As usual, you may download the camera-ready version of our paper if you are interested. See you in Regina!
February was a great month over here with lots of good news coming in about conference and journal paper acceptances! The MTAGIC project will be well-represented at the upcoming CHI 2013 conference, with two workshop papers accepted on different aspects of the project (the workshops are RepliCHI and Mobile Accessibility). We’ve also heard great news that two papers about our work with kids and mobile touchscreen devices will appear at IDC 2013 and in an upcoming special issue of the Journal of Personal and Ubiquitous Computing!
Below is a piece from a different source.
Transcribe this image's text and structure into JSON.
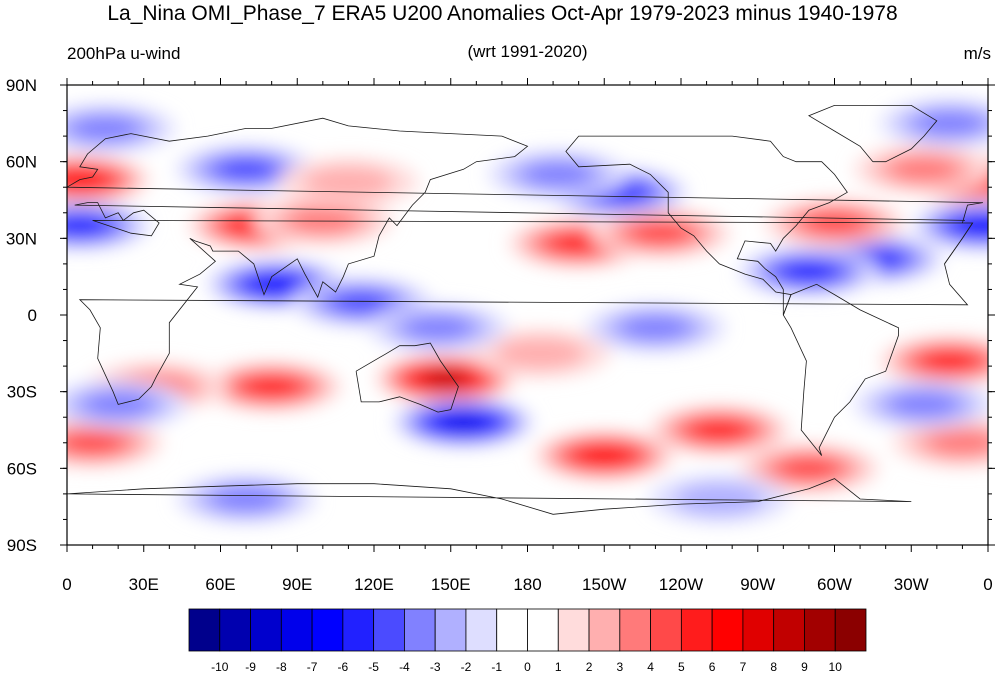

In other news, my project with Jacob O. Wobbrock and Radu-Daniel Vatavu on using patterns in how people make surface gestures to inform the design of better gesture sets and gesture recognizers (e.g., the $-family of recognizers) will appear at GI 2013. And, last but not least, my side project with Leah Findlater on understanding how people with physical impairments, including children, are using mainstream mobile touchscreen devices in their daily lives will receive a ‘Best Paper Award’ at CHI 2013! This award is an honor only the top 1% of submissions receive, and we are very honored our work was selected to be among such great company.
Look for more details on each of these upcoming papers in blog posts throughout March and April, and you can already see them listed in my current CV if you are interested.
A reminder: if you implement $P in a new language or in a new way, feel free to let us know and we will link to it from our page as well! Don’t forget to cite us!
I am pleased to announce that the Mixed Multistroke Gestures (MMG) dataset from our GI 2012 paper is now publicly available for download! It contains samples from 20 people who entered each of 16 gesture types 10 times, using either their finger or a stylus on a Tablet PC, at three different speeds (slow, medium, fast), for a total of 9600 samples. The samples are stored in the $N Recognizer‘s data format, and each person’s samples are separated into user-speed sub-folders. See more details on the gestures, the users who entered them, and $N’s accuracy in recognizing them in our GI 2012 paper. You may download the dataset here. If you use it in your work, please cite us!